利用Service Worker与Rollup构建适配API网关的SAML透明认证层


一个棘手的现实是,在现代单页应用(SPA)中集成传统的SAML认证,用户体验往往是一场灾难。当后端会话过期时,任何后续的API请求都会被API网关拦截,强制执行一个全页面的重定向到身份提供商(IdP)。这个过程不仅粗暴地中断了用户操作,更直接摧毁了SPA当前的所有状态。对于一个复杂的、依赖大量客户端状态的B端应用来说,这种体验是不可接受的。

我们的目标很明确:在SAML会话过期后,实现一种对用户无感知的认证续期机制。API请求应该能够“暂停”,等待认证完成后自动重试,整个过程不发生页面跳转,应用状态完好无损。这里的核心挑战在于,浏览器主线程的JavaScript无法直接干预或捕获跨域重定向的认证流程。
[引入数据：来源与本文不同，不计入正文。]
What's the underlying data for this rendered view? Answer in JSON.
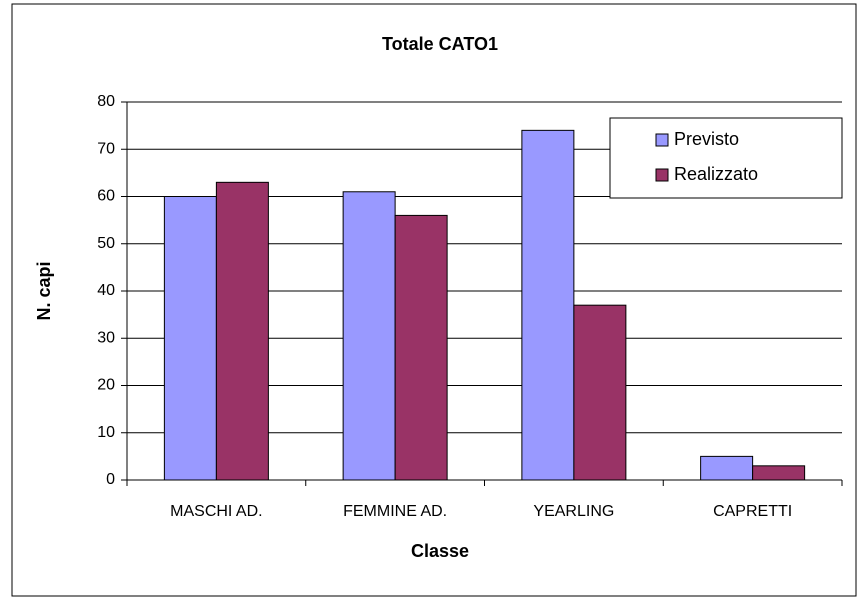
{
  "chart_data": {
    "type": "bar",
    "title": "Totale CATO1",
    "x_label": "Classe",
    "y_label": "N. capi",
    "categories": [
      "MASCHI AD.",
      "FEMMINE AD.",
      "YEARLING",
      "CAPRETTI"
    ],
    "series": [
      {
        "name": "Previsto",
        "color": "#9999ff",
        "values": [
          60,
          61,
          74,
          5
        ]
      },
      {
        "name": "Realizzato",
        "color": "#993366",
        "values": [
          63,
          56,
          37,
          3
        ]
      }
    ],
    "ylim": [
      0,
      80
    ],
    "yticks": [
      0,
      10,
      20,
      30,
      40,
      50,
      60,
      70,
      80
    ],
    "grid": true,
    "legend": "top-right"
  }
}
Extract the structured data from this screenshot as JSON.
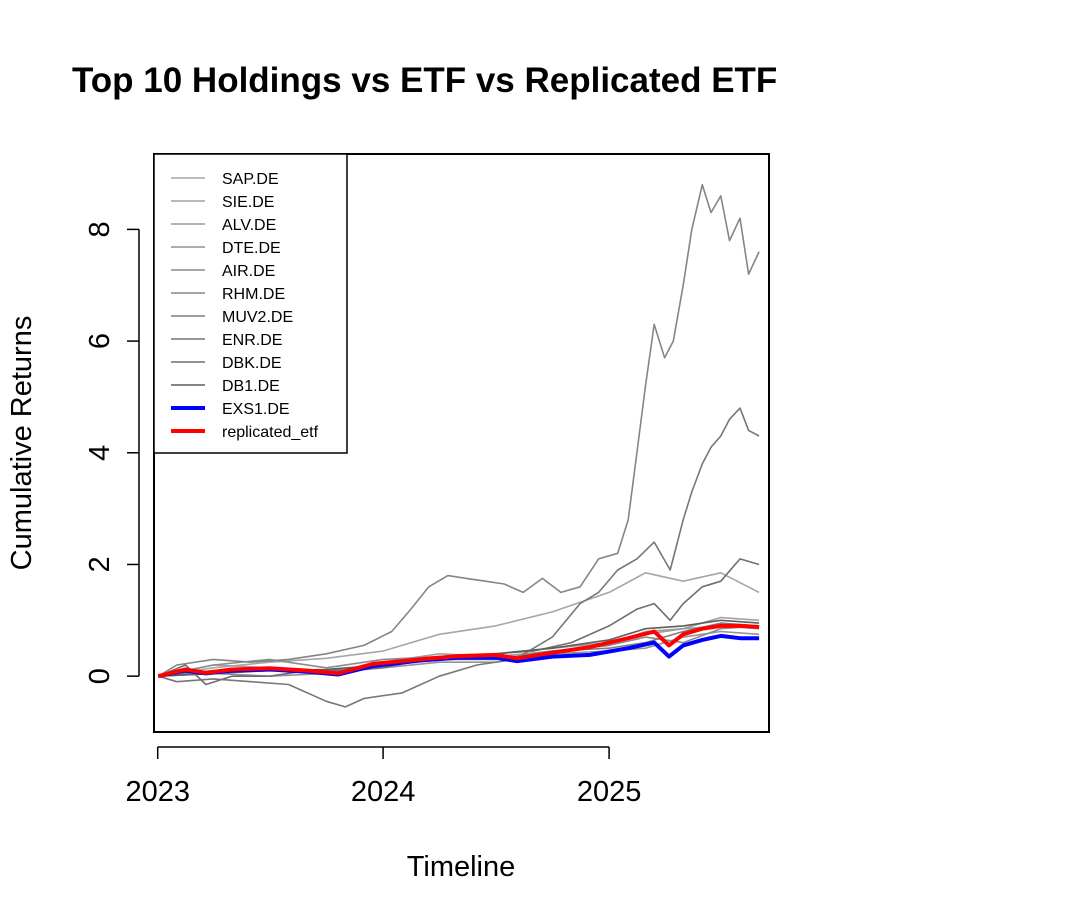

初步构想是在客户端实现一个代理。这个代理必须能够拦截所有出站的API请求,检查响应,并在识别到认证失败时,独立于主应用线程发起并完成SAML认证流程。Service Worker是这个角色的不二之选。它就像一个植入在浏览器和网络之间的、可编程的网络代理。

sequenceDiagram
    participant SPA as SPA (Main Thread)
    participant SW as Service Worker
    participant APIGW as API Gateway (SAML SP)
    participant IdP as Identity Provider

    SPA->>SW: fetch('/api/data')
    SW->>APIGW: Forward fetch('/api/data')
    Note over APIGW: Session expired
    APIGW-->>SW: Respond with 401 Unauthorized or a special redirect header
    
    Note over SW: Intercepts 401. Halts response to SPA.
    SW->>SW: Initiate transparent auth flow.
    SW->>APIGW: Open hidden iframe to '/saml/login'
    APIGW->>IdP: Redirect iframe to IdP for authentication
    IdP-->>APIGW: User authenticates, POST SAML Assertion to ACS URL
    Note over APIGW: Validates assertion, creates new session cookie.
    APIGW-->>SW: Auth iframe signals success (e.g., postMessage)
    
    Note over SW: Auth complete. New session cookie is set.
    SW->>APIGW: Retry original fetch('/api/data')
    APIGW-->>SW: Respond with 200 OK and data
    SW-->>SPA: Return final successful response
    Note over SPA: Request completes successfully, slightly delayed. State is preserved.

这个架构中,各个组件职责清晰:

  • API Gateway: 作为SAML的服务提供商(SP),处理所有与IdP的交互,包括生成认证请求、解析SAML断言、管理用户会话。这是整个安全体系的后端支点。
  • Service Worker: 核心的客户端代理。它拦截fetch请求,识别认证失效的信号,并负责“在幕后”完成重认证流程。
  • Rollup: 构建工具。一个生产环境的Service Worker并非单个JS文件那么简单,它可能需要引入helper库、环境变量,并且必须被编译、压缩成一个高效、无依赖的脚本。Rollup专注于JavaScript模块打包,非常适合构建此类独立的worker脚本。

第一步:API网关作为SAML服务提供商

我们不会在这里从零实现一个SAML SP,但在真实项目中,通常会使用现成的库或网关插件。以下是一个基于Node.js Express的伪代码实现,用以阐明API网关的核心职责。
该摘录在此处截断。